Umbrella organization of numerous Islamist terrorist groups
Says that “killing Americans and their allies, civilians and military,” is the “individual duty for every Muslim who can do it”
Named Osama bin Laden as its leader
Established on May 28, 1998 in accordance with a fatwa issued by Osama bin Laden, the International Islamic Front for Jihad Against Jews and Crusaders (IIFJ) united, under a single operational umbrella, a number of Egyptian, Pakistani, and Bangladeshi terrorist organizations. These included Egyptian Islamic Jihad, Jamaat-ul-Jihad, Gama'a al-Islamiya (a.k.a. Islamic Group), Jamiat-ul-Ulema-e-Pakistan, Lashkar-i-Taiba, Sipah-e-Sahaba, Harkat-ul-Mujahideen, and the Jihad Movement (in Bangladesh).

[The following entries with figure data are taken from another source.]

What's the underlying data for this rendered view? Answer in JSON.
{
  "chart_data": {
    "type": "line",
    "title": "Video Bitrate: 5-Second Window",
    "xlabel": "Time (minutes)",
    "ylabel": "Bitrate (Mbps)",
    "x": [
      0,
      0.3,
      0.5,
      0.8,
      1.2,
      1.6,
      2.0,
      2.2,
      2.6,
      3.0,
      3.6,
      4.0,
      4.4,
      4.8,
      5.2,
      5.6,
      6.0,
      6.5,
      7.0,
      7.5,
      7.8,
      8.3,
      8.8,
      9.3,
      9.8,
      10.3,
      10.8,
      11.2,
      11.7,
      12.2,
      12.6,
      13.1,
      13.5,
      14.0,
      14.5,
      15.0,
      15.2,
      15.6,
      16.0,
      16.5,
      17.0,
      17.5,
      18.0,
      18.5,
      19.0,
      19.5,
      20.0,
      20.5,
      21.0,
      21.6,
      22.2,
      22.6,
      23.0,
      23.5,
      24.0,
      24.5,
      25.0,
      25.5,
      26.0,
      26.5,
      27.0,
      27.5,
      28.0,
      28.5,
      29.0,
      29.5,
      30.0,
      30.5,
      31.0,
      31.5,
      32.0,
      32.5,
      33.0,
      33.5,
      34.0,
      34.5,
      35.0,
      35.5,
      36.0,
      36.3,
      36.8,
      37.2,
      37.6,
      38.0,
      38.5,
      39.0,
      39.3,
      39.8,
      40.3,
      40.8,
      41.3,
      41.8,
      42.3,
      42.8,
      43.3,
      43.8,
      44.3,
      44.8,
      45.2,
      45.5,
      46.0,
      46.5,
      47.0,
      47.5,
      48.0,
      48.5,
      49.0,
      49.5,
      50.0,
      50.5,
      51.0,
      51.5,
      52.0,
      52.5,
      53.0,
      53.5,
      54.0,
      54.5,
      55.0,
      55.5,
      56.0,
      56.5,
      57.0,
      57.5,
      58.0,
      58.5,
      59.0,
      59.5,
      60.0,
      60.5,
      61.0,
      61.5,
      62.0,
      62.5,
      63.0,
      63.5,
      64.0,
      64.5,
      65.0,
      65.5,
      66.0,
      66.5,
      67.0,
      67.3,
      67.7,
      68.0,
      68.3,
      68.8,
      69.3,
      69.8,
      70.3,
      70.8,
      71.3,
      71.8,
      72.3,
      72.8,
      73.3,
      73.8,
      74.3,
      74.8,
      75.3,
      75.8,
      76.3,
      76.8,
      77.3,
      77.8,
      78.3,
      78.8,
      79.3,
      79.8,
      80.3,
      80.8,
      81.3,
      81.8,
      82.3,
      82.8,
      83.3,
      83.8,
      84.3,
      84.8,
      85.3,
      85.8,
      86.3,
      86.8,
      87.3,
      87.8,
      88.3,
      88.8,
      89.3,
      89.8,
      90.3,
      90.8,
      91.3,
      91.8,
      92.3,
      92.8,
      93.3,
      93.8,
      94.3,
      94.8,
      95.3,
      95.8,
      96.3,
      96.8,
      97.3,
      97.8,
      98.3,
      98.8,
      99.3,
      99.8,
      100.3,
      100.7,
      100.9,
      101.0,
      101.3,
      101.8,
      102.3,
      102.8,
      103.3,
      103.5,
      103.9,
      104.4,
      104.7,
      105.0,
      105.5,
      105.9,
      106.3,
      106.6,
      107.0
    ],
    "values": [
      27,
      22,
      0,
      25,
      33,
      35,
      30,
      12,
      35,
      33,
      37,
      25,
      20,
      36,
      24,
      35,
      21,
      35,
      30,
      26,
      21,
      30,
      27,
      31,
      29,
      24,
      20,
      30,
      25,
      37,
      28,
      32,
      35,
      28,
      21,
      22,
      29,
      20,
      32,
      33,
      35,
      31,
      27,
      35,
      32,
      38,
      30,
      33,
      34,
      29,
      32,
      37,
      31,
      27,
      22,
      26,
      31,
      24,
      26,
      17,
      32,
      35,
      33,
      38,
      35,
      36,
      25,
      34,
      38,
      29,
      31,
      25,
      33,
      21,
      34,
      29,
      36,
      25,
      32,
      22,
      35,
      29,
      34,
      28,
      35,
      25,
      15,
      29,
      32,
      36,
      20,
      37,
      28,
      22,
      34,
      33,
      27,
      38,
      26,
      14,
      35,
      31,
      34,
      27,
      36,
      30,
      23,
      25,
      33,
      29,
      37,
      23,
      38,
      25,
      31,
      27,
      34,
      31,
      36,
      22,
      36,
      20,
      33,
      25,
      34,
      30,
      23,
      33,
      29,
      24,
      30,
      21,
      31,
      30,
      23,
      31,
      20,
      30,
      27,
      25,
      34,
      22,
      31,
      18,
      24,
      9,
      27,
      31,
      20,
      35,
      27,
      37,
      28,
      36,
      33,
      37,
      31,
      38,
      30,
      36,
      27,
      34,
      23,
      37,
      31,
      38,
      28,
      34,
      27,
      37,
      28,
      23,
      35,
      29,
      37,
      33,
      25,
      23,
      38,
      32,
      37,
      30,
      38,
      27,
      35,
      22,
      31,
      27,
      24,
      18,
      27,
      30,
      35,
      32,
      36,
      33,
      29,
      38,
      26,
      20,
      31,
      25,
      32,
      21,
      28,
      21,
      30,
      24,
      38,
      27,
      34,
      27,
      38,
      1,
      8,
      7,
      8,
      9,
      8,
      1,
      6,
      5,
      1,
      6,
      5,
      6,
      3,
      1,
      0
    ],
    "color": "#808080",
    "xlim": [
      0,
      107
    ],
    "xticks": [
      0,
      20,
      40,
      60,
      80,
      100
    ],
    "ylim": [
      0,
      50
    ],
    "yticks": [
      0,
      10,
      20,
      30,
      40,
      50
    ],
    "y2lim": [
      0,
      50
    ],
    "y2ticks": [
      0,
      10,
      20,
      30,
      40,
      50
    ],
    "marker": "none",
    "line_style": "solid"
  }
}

The Front's inaugural statement, released in February 1998 and signed by such notables as Osama bin Laden and Ayman al-Zawahiri, amounted to a declaration of war against the United States. It echoed bin Laden's demand for the expulsion of all Americans from Saudi Arabia and the entire Gulf region, first put forth in al Qaeda's August 1996 “Declaration of War Against the Americans Occupying the Land of the Two Holy Places.” The IIFJ statement accused the United States of seeking to annihilate all Muslims; of turning the Arabian Peninsula into a "spearhead through which to fight the neighboring Islamic people"; and of forming, with Israel (which he dubbed the "Jews' petty state"), a "crusader-Zionist alliance" that was responsible for the deaths of more than one million Iraqis.

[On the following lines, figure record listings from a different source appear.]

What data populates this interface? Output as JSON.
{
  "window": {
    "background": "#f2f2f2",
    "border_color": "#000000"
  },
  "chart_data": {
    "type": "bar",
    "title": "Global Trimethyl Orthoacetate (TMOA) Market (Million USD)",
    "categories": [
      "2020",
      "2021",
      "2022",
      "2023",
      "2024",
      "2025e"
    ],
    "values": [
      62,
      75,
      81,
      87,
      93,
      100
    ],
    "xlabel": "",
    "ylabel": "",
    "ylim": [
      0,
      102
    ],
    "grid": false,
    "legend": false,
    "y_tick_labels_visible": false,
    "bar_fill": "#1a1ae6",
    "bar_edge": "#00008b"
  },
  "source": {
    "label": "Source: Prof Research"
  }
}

To answer these alleged crimes, the IIFJ statement concluded that nothing less than total war against America and its allies, the Christian nations of the West and Israel, would suffice. Toward this end, it insisted that "killing Americans and their allies—civilians and military—is an individual duty for every Muslim who can do it in any country in which it is possible to do it." It exhorted "every Muslim who believes in Allah and wishes to be rewarded to comply with Allah's order to kill the Americans and plunder their money wherever and whenever they find it."

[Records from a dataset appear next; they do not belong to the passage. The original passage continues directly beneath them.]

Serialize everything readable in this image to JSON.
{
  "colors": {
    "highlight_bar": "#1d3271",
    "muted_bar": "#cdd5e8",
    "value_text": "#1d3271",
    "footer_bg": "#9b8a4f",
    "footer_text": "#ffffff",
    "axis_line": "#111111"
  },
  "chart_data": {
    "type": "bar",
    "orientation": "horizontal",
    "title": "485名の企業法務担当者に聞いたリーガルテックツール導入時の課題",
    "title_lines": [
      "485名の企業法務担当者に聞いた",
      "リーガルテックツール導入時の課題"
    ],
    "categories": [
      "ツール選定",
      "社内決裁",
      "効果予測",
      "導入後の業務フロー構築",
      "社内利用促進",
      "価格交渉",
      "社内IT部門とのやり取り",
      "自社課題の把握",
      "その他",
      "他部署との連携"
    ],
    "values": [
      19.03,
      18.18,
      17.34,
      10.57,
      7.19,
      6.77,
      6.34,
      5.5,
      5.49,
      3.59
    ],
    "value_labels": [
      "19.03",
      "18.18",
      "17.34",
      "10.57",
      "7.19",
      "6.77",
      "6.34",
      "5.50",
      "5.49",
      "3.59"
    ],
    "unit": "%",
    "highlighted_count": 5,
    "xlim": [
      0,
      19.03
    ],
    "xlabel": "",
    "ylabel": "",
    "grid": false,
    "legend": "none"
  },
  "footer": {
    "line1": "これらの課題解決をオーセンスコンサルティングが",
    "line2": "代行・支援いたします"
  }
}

Though the Front never evolved into more than a loose coalition of terrorist groups, it attempted to realize al Qaeda's longstanding aim of broadening cooperation among the leaders of such organizations, and of marshalling Islamist fighters under the banner of international jihad. Toward this end, the Front established a directorial body, a Shura consultative council, in order to facilitate correspondence between terrorist figureheads.